De la Bretoniere ging verder als ontwerper voor René Brands, die zijn producten verkocht via handelsonderneming Estral. Daarnaast ontstonden zeven Fred de la Bretonierewinkels. In 2006 nam Fred het concern weer over. Het eerste wat hij daarna deed, was het ontwikkelen van een nieuwe lijn. Stoere dameslaarzen, voor het oog vers van de prairie. Nonchalant en robuust. Hij gaf ze de naam Shabbies. „Die dingen zijn enorm gaan lopen. In 2006 draaiden we zo’n 8 miljoen omzet, nu 30 miljoen. We hebben inmiddels ook een winkel in Antwerpen, maar de grote omzet komt van Estral. Ik ben blij met de crisis, anders zou het té hard gaan. We staan nu voor de derde keer op de internationale schoenenbeurs in Milaan, alleen met een Shabbiesstand. De belangstelling is ongelooflijk.”

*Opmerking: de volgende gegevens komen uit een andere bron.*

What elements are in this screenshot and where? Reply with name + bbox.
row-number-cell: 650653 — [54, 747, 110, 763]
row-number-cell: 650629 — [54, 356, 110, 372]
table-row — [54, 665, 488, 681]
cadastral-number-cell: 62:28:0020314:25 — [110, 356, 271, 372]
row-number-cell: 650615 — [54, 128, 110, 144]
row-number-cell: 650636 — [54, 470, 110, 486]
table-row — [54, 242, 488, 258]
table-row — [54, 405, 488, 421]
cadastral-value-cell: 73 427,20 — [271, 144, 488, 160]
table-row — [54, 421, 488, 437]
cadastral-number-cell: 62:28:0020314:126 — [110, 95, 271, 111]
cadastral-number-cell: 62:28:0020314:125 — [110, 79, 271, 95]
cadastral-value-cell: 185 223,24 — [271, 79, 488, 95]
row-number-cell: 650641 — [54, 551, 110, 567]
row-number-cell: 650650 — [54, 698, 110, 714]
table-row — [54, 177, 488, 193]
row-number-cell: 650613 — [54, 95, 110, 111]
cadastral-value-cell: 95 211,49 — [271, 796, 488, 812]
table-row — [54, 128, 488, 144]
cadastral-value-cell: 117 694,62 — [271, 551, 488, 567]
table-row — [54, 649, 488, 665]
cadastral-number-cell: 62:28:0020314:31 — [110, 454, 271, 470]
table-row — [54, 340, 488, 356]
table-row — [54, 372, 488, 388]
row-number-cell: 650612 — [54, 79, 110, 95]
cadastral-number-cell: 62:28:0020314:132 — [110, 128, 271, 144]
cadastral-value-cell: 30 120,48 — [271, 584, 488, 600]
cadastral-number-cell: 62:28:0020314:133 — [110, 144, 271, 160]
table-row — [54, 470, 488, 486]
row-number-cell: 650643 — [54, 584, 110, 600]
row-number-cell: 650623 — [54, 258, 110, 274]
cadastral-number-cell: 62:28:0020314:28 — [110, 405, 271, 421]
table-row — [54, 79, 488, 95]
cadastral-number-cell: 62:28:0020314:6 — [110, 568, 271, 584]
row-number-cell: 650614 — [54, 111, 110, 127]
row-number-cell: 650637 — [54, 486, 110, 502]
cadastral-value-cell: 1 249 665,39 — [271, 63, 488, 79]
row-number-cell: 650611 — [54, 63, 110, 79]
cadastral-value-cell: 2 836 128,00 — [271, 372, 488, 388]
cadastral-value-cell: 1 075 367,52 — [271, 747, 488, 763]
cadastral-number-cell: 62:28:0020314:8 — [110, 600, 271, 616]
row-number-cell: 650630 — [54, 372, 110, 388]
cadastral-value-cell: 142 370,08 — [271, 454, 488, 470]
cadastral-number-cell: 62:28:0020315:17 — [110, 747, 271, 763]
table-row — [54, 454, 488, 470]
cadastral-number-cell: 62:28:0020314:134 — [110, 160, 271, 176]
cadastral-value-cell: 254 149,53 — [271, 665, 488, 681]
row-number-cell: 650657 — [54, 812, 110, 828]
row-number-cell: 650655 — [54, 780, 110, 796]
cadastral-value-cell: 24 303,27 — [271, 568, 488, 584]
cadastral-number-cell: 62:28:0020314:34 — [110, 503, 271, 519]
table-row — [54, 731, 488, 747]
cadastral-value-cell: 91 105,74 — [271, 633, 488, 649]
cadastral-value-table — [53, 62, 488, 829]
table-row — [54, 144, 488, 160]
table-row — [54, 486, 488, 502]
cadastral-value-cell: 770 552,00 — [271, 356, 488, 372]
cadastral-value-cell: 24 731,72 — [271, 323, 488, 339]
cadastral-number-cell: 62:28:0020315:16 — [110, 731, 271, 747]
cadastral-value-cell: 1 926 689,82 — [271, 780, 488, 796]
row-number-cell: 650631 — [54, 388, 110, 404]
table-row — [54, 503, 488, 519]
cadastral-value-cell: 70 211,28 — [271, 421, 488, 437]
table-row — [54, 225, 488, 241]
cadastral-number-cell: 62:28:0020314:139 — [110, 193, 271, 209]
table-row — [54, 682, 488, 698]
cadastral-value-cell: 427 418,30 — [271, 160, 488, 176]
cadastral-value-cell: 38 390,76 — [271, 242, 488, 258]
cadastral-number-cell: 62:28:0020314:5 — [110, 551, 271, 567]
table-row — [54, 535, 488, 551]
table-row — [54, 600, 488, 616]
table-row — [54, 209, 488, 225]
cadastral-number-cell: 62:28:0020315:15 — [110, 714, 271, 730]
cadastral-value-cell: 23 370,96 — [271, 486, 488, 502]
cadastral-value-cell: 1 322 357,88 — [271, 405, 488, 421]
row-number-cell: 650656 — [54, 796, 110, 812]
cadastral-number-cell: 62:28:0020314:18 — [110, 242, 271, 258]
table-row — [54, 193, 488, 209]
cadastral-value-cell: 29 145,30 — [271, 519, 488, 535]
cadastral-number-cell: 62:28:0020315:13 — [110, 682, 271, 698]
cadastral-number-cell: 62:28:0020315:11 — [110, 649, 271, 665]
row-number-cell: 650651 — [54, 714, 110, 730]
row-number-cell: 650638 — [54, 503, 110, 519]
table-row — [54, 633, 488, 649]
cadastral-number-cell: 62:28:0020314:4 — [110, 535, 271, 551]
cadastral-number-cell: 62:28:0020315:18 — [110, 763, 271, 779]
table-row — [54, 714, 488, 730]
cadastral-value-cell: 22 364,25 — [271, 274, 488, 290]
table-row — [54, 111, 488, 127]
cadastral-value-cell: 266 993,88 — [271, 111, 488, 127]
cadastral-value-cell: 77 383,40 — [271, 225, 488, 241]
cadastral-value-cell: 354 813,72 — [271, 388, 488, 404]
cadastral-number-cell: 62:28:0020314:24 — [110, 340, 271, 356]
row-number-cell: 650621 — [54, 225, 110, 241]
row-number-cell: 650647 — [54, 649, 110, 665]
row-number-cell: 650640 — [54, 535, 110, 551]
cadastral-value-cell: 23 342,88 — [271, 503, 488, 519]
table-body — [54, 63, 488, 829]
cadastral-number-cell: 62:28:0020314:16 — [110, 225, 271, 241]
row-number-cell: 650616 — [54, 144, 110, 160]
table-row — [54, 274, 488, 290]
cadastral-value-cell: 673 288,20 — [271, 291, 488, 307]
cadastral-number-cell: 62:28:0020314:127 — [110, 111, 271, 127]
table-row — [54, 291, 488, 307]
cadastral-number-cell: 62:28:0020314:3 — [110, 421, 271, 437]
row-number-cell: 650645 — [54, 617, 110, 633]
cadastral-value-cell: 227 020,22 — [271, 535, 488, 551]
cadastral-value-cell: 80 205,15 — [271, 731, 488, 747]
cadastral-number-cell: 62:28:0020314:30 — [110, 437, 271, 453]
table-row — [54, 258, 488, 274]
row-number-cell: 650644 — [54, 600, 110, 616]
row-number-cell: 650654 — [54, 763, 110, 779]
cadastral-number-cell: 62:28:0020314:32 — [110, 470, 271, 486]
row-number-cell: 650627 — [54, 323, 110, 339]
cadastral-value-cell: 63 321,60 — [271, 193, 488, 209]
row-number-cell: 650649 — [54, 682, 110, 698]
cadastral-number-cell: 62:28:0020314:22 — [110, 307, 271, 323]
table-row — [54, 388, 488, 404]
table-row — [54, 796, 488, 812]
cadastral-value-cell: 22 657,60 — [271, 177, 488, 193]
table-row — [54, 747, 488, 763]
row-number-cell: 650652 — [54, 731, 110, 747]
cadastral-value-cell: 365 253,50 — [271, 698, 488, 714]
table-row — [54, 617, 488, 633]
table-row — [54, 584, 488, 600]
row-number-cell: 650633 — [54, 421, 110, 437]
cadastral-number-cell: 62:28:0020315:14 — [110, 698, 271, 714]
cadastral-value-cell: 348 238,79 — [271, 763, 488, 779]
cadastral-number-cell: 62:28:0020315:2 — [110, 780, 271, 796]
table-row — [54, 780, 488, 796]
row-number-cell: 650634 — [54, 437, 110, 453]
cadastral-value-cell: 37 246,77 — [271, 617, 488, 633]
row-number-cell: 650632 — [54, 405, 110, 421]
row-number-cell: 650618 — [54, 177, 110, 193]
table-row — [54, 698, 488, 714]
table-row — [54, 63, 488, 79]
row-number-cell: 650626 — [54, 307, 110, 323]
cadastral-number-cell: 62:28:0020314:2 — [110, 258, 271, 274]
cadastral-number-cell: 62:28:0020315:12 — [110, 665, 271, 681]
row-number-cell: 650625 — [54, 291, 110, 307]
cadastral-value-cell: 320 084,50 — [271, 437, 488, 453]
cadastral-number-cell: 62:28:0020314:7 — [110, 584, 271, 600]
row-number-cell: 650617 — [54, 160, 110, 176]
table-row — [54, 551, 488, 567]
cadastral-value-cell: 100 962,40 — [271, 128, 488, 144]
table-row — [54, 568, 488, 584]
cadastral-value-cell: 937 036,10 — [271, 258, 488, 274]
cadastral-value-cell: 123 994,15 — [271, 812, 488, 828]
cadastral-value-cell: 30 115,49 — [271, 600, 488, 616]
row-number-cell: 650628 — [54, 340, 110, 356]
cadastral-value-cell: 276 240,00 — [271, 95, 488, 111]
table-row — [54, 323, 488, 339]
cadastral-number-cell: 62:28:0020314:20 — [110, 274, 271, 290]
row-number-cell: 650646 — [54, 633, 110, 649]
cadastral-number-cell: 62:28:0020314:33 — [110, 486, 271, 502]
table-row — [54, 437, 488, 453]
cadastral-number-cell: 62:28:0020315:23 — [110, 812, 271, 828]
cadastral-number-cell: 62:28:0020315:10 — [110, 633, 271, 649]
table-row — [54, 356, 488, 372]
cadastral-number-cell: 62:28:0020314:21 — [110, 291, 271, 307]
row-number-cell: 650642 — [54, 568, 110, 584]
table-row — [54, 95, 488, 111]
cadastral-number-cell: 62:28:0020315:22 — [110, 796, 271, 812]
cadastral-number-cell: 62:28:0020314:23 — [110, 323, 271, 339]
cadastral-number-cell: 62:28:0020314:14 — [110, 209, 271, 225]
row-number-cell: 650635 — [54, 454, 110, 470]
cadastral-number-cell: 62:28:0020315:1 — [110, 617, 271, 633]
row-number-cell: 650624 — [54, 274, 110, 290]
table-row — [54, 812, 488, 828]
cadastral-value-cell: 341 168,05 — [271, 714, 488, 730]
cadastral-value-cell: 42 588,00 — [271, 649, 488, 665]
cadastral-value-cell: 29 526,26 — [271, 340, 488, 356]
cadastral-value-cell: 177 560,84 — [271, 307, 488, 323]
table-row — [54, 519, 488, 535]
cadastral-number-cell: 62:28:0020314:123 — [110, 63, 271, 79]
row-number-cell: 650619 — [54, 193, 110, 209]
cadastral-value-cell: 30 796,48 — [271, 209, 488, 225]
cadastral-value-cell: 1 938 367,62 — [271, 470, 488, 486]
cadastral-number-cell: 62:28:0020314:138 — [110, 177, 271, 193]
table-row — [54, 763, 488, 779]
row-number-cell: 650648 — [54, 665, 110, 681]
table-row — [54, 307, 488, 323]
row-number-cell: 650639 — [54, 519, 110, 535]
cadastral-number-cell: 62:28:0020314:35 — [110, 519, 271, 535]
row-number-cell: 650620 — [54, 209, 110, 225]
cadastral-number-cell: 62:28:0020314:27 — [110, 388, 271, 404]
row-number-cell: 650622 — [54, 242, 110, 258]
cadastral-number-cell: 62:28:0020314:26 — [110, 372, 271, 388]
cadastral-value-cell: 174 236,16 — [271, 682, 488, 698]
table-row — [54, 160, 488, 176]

Intussen werkt hij aan een nieuwe lijn: Bretons Technics. „Fred de la Bretoniere wordt de modieuze lijn, Shabbies Amsterdam de vrijetijdslijn, onder Bretons Technics vallen producten als waterdichte laarzen en bergschoenen.” Met potlood en papier maakt de ontwerper een schets, waarmee fabrikanten in Nederland, Italië, Spanje, Portigal, Mexico en India aan de slag gaan. „Het liefst zou ik alles in Nederland laten maken, maar dat is niet meer mogelijk.”
De onderneming biedt werk aan 120 mensen. Soms vraagt de eigenaar zich af waar het naartoe moet, maar aan verkoop denkt hij bij het 40-jarig bestaan nog niet. „Ik heb een paar capabele mensen voor het managementteam aangenomen. Daardoor kan ik wat meer vrije tijd nemen en me helemaal op het ontwerpen richten. Daar ligt nog altijd mijn hart. En door je ervaring word je steeds beter.”
In juli wacht een grootse jubileumviering. De traktatie van de Bijenkorf in Amsterdam is al binnen. Deze maand werd op de afdeling voor damesschoenen de Fred de la Bretoniere shop-in-shop geopend. Een eerbetoon voor de alternatieve kunstenaar van weleer, die op sandalen zijn zelfgemaakte collectie tassen en ceintuurs kwam tonen.